BRUSSELS -- With the euro plunging and budgets across the continent tightening, European Union member states are betting on an export-driven recovery from recession and the current debt crisis. A cheaper euro has allowed the eurozone export sector to regain competitiveness, as the common currency has fallen against the dollar from $1.50 to a four-year low of $1.20. At the same time, the eurozone's external trade surplus showed a year-on-year increase in March, growing from €1.6 billion in 2009 to €4.5 billion this year. Year-on-year industrial production also grew by €9.5 billion from April 2009 to April 2010.
The euro's fall has been triggered by fears over the common currency's long-term sustainability in the face of current government debt levels, as well as by lack of market confidence in Europe's recovery. Reports of a European economy facing years of chronic unemployment and nearly stagnant growth have helped feed the gloom, as have rumors that Arab, Russian and Chinese governments are reviewing their euro holdings. Even European funds are looking to safeguard their investments elsewhere.
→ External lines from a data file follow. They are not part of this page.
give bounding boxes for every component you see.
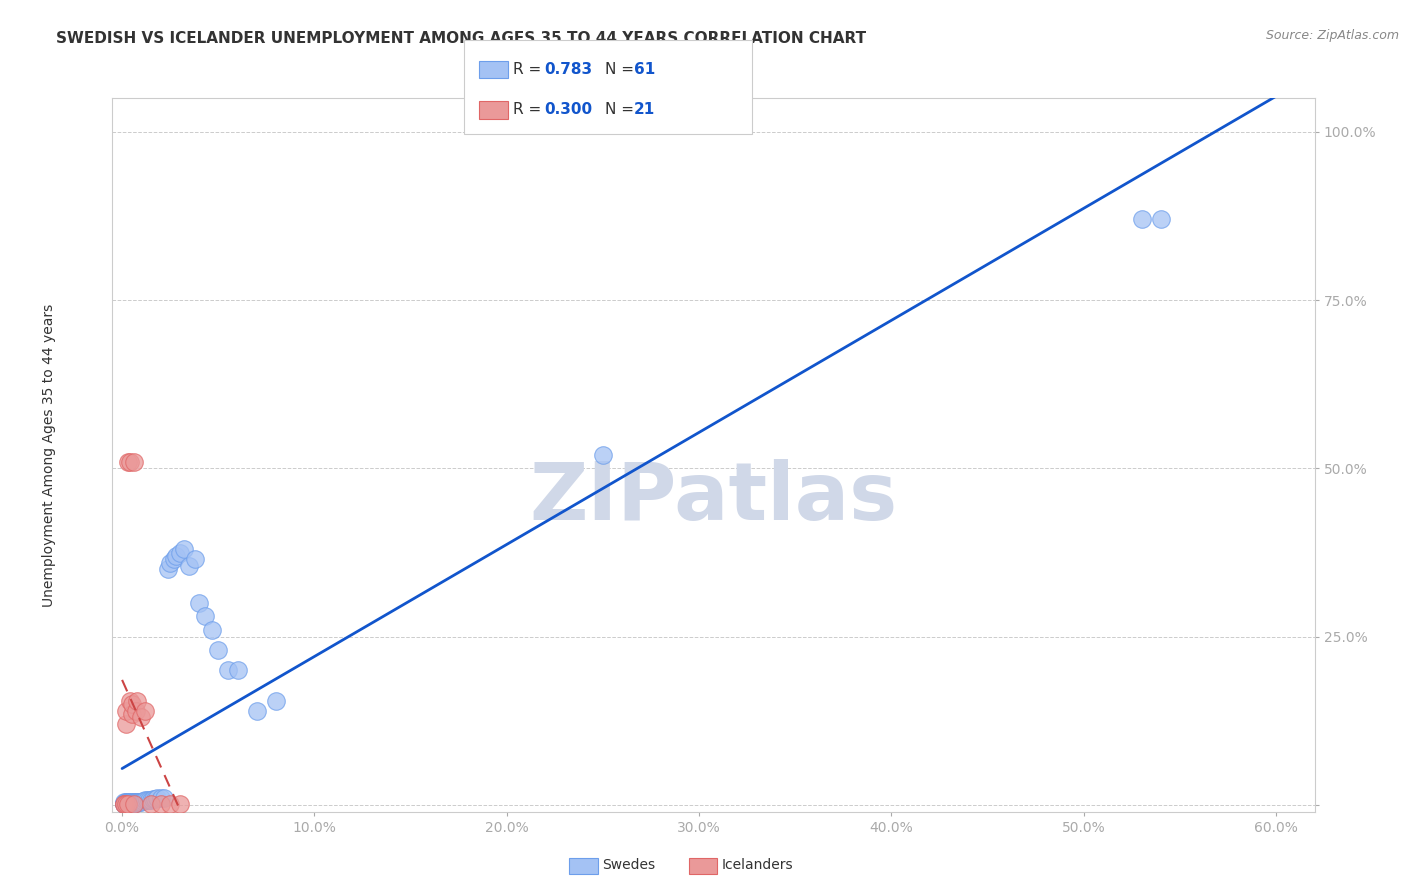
Point [115, 795, 138, 809]
Text: ZIPatlas: ZIPatlas [530, 458, 897, 537]
Point [112, 797, 135, 811]
Point [121, 707, 143, 722]
Point [165, 549, 187, 563]
Text: N =: N = [605, 62, 638, 77]
Point [127, 693, 149, 707]
Text: Icelanders: Icelanders [721, 858, 793, 872]
Point [139, 792, 162, 806]
Point [118, 796, 141, 810]
Point [1150, 212, 1173, 227]
Point [112, 796, 135, 810]
Point [121, 697, 143, 711]
Text: SWEDISH VS ICELANDER UNEMPLOYMENT AMONG AGES 35 TO 44 YEARS CORRELATION CHART: SWEDISH VS ICELANDER UNEMPLOYMENT AMONG … [56, 31, 866, 46]
Point [112, 797, 135, 812]
Point [157, 562, 180, 576]
Point [121, 796, 143, 810]
Point [136, 793, 159, 807]
Point [121, 797, 143, 811]
Point [149, 791, 172, 805]
Point [134, 793, 156, 807]
Point [124, 795, 146, 809]
Text: Swedes: Swedes [602, 858, 655, 872]
Point [128, 795, 150, 809]
Point [124, 704, 146, 718]
Text: 0.300: 0.300 [544, 103, 592, 117]
Point [115, 704, 138, 718]
Point [118, 693, 141, 707]
Point [1130, 212, 1153, 227]
Point [124, 795, 146, 809]
Point [124, 796, 146, 810]
Point [128, 795, 150, 809]
Point [115, 797, 138, 812]
Point [145, 791, 167, 805]
Point [121, 795, 143, 809]
Point [115, 797, 138, 811]
Point [112, 797, 135, 812]
Point [153, 790, 176, 805]
Point [264, 693, 287, 707]
Point [115, 717, 138, 731]
Text: Source: ZipAtlas.com: Source: ZipAtlas.com [1265, 29, 1399, 42]
Point [131, 795, 153, 809]
Point [115, 796, 138, 810]
Point [217, 664, 239, 678]
Text: 61: 61 [634, 62, 655, 77]
Point [226, 664, 249, 678]
Point [188, 596, 211, 610]
Text: Unemployment Among Ages 35 to 44 years: Unemployment Among Ages 35 to 44 years [42, 303, 56, 607]
Point [127, 795, 149, 809]
Point [112, 795, 135, 809]
Point [132, 794, 155, 808]
Point [143, 792, 166, 806]
Point [117, 797, 139, 811]
Point [134, 704, 156, 718]
Point [122, 796, 145, 810]
Point [117, 795, 139, 809]
Point [122, 797, 145, 812]
Text: R =: R = [513, 62, 547, 77]
Point [159, 797, 181, 812]
Point [149, 797, 172, 812]
Point [592, 448, 614, 462]
Point [127, 795, 149, 809]
Point [169, 545, 191, 559]
Point [118, 455, 141, 469]
Point [246, 704, 269, 718]
Point [142, 792, 165, 806]
Point [169, 797, 191, 812]
Point [117, 795, 139, 809]
Point [173, 542, 195, 557]
Point [118, 797, 141, 811]
Point [139, 797, 162, 812]
Point [117, 455, 139, 469]
Point [201, 623, 224, 637]
Point [194, 609, 217, 624]
Point [117, 796, 139, 810]
Point [118, 795, 141, 809]
Point [122, 455, 145, 469]
Point [112, 797, 135, 811]
Text: R =: R = [513, 103, 547, 117]
Point [159, 556, 181, 570]
Point [207, 643, 229, 657]
Point [118, 795, 141, 809]
Point [122, 795, 145, 809]
Point [163, 552, 186, 566]
Text: 21: 21 [634, 103, 655, 117]
Point [115, 795, 138, 809]
Point [117, 797, 139, 812]
Text: N =: N = [605, 103, 638, 117]
Point [115, 797, 138, 812]
Point [131, 710, 153, 724]
Point [122, 795, 145, 809]
Point [117, 797, 139, 812]
Point [179, 559, 201, 574]
Text: 0.783: 0.783 [544, 62, 592, 77]
Point [184, 552, 207, 566]
Point [138, 792, 160, 806]
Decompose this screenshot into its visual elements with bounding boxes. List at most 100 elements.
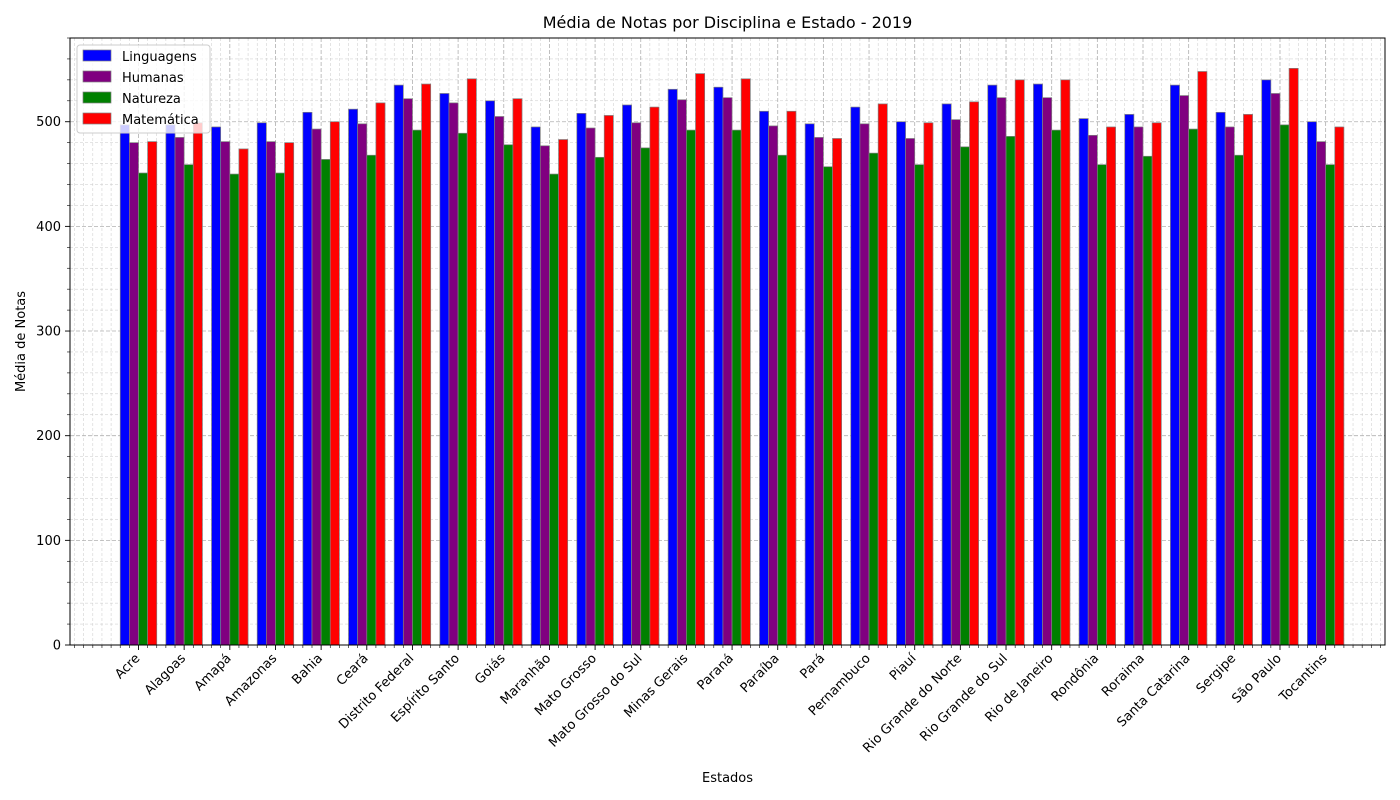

The EU's biggest external trade partners are the U.S. and China, accounting for 31.8 percent and 15 percent of the Union's exports respectively, and the euro's slump is already causing tensions between the three. The U.S. administration has been trying for years to convince Chinese authorities to raise the value of the yuan in order to boost exports to China and make Chinese products less competitive on the global market. Now, a lower euro is undermining the U.S. case, as European exports to China have increased by 47 percent in the last year, making Chinese authorities even more wary of relaxing its yuan peg against the dollar.